Naomi Schaefer Riley

Naomi Schaefer Riley

Opinion

The mixed messages of Disney’s ‘Frozen’

Halfway through “Frozen,” my daughter wanted to leave. Like many a first-grader, she gets scared at some scenes even in animated movies. But I figured she’d like it in the end, so I leaned over and told her, “Don’t worry, she’ll marry the guy with the reindeer and they’ll live happily ever after.” Seen one Disney princess movie, seen them all, right?

Well, as everyone but me had already heard, “Frozen” broke the mold, en route to an Oscar for Best Feature Animated Film and grossing over a billion dollars. Feminists the world over cheered that Disney finally made a movie about strong women who go out and find themselves without the help of a man.

Fair enough — but the movie’s most important message is not that women don’t need men. It is about the dangers of assuming that marriage is the only thing that matters, that love is the only thing that matters in a marriage and that family and community can simply be cast aside in pursuit of a soulmate.

As “Frozen” opens, the king and queen of Arrendale have died at sea. Princess Anna asks her older sister, now Queen Elsa, for permission to marry a man — and the movie avoids the formula. From “Pocohontas” to “The Little Mermaid,” this conflict usually involves an overbearing, controlling father, whom the rebellious girl needs to escape in order to find true love.

But Elsa’s objections have nothing to do with wanting to control Anna and everything to do with warning her about rushing into marriage with someone she just met. (Much later, the guy does turn out to be a slimeball.)

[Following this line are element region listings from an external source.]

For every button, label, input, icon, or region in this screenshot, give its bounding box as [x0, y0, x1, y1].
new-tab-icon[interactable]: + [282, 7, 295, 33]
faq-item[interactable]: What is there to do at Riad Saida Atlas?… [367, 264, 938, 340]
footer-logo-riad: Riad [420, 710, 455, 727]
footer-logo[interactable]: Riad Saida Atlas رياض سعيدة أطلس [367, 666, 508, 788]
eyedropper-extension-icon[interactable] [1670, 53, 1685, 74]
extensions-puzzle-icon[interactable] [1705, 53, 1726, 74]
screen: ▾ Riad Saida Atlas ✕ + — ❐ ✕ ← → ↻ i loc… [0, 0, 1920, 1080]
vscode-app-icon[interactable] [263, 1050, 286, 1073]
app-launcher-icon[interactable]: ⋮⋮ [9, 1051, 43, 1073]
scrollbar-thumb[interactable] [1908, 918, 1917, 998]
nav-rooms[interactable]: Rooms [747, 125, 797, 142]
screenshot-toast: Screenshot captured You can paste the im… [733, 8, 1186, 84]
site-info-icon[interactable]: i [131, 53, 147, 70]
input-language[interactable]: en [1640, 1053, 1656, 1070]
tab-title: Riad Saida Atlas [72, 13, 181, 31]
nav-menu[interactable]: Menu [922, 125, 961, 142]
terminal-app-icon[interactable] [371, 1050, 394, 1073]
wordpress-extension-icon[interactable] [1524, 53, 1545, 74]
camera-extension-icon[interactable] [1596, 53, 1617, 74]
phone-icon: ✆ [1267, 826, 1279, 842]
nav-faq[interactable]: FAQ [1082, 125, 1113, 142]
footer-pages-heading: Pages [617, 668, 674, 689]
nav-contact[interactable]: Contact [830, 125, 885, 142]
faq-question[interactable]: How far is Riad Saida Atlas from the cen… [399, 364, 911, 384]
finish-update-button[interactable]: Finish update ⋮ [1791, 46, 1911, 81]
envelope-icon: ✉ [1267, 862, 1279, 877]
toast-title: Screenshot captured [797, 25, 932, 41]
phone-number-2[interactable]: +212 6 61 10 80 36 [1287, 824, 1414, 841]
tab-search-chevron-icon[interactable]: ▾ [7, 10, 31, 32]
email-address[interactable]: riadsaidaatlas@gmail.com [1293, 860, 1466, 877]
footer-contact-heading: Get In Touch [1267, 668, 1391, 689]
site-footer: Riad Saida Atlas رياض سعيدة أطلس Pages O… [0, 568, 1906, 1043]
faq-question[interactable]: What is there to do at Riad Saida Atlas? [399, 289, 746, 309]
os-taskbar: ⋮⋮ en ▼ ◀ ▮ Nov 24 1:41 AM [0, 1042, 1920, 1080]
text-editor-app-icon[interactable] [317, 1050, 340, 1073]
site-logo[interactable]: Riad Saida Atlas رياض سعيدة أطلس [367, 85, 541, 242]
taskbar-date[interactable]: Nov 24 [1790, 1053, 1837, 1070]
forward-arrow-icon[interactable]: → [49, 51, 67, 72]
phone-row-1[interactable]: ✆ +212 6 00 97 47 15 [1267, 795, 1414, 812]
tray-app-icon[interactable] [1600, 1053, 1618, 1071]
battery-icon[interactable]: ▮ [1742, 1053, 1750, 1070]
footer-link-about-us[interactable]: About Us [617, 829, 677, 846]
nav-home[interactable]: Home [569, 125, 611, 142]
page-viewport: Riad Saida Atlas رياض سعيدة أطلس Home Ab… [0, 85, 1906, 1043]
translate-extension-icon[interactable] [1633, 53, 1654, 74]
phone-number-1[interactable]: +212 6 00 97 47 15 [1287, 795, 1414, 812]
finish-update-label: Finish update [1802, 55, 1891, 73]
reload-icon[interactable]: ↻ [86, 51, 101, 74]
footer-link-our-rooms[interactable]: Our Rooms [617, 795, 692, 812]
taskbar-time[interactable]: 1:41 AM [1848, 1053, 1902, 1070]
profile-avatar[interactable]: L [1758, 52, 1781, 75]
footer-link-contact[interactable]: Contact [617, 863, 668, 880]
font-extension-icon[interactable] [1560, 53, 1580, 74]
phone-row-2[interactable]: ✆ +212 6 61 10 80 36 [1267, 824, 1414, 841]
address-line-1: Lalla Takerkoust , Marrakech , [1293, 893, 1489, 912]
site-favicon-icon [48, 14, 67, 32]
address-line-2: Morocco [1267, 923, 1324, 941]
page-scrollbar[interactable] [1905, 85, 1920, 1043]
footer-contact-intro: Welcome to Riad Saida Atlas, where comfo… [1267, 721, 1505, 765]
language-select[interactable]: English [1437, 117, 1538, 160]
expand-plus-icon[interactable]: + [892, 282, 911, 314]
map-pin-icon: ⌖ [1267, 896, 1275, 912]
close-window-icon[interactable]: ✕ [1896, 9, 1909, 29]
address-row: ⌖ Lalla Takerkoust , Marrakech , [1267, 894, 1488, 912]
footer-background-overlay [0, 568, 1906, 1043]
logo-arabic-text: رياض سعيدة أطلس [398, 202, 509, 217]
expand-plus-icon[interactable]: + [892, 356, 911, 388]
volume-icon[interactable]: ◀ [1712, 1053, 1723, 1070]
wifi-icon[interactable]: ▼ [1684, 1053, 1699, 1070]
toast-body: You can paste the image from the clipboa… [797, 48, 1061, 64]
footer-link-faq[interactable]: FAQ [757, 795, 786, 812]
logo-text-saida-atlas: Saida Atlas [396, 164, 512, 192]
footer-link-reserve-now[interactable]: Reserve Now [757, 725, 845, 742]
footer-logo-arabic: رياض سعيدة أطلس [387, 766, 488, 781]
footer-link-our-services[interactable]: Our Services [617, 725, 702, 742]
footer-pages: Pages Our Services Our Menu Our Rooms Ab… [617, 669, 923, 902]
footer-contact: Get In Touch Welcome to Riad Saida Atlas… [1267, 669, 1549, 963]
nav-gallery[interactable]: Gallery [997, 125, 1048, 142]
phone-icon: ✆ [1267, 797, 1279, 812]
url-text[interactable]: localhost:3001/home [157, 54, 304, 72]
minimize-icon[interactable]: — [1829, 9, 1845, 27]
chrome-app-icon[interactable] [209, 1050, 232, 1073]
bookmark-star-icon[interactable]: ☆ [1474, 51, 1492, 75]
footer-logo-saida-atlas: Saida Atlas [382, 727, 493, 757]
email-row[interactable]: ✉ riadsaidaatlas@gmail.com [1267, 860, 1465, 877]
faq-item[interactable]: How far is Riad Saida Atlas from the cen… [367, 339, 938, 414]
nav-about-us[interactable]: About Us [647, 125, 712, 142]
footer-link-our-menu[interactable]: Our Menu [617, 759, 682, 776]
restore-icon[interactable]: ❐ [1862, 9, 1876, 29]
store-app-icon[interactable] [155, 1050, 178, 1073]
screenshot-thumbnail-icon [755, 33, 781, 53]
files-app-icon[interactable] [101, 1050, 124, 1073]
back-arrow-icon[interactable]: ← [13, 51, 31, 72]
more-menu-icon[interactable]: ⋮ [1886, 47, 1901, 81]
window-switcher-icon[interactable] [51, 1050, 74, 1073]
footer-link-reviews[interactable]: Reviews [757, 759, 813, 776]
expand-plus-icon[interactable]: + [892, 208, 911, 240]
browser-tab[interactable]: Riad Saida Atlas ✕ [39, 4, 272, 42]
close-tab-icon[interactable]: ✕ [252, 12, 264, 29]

Then comes what many see as the true moment of female empowerment in the movie, the scene where Elsa lets loose the wintery powers that she’s been told to bottle up all these years, because they can kill.

In the middle of a forest, away from any people, she can finally be herself. “Let It Go,” she sings — along with every 9-year-old girl in America for the past few months.

For the most part, the message of this chart-topping song has been embraced by mothers nationwide: Stop trying to live up to other people’s expectations of you.

As the song’s writers explained in their Oscar acceptance speech, dedicating the award to their daughters: “This song is inspired by our love for you and the hope you never let fear or shame keep you from celebrating the unique people that you are”

Elsa sings, “It’s time to see what I can do / To test the limits and break through / No right, no wrong, no rules for me / I’m free.” It’s a powerful moment and a message that many mothers may agree with — but that isn’t what Elsa does in the end.

In fact she decides she’s not free to do whatever she wants. She can’t live alone, away from her sister; she actually has some serious obligations to her kingdom. And while she may be a queen with a different style than her mother, she can’t live without the love and support of her family and her community.

In this sense, she is much different from Disney’s Cinderella and Snow White, who waltz off into the sunset, never looking back. Or Ariel, the Little Mermaid, who not only leaves her family but grows legs so she can never go back.

Meanwhile, we’re still expecting younger-sister Anna to live happily ever after with a man in the end — after a prophesied, mysterious “act of true love” that must save her. Disney could have taken Anna’s friendship with the kind and respectful Kristoff the mountain man there, affirming assumptions about modern egalitarian marriage.

But it’s not the love of a man that makes Anna whole again: It’s the love of her family.

In that sense, “Frozen” may be the most traditional movie Disney has ever made.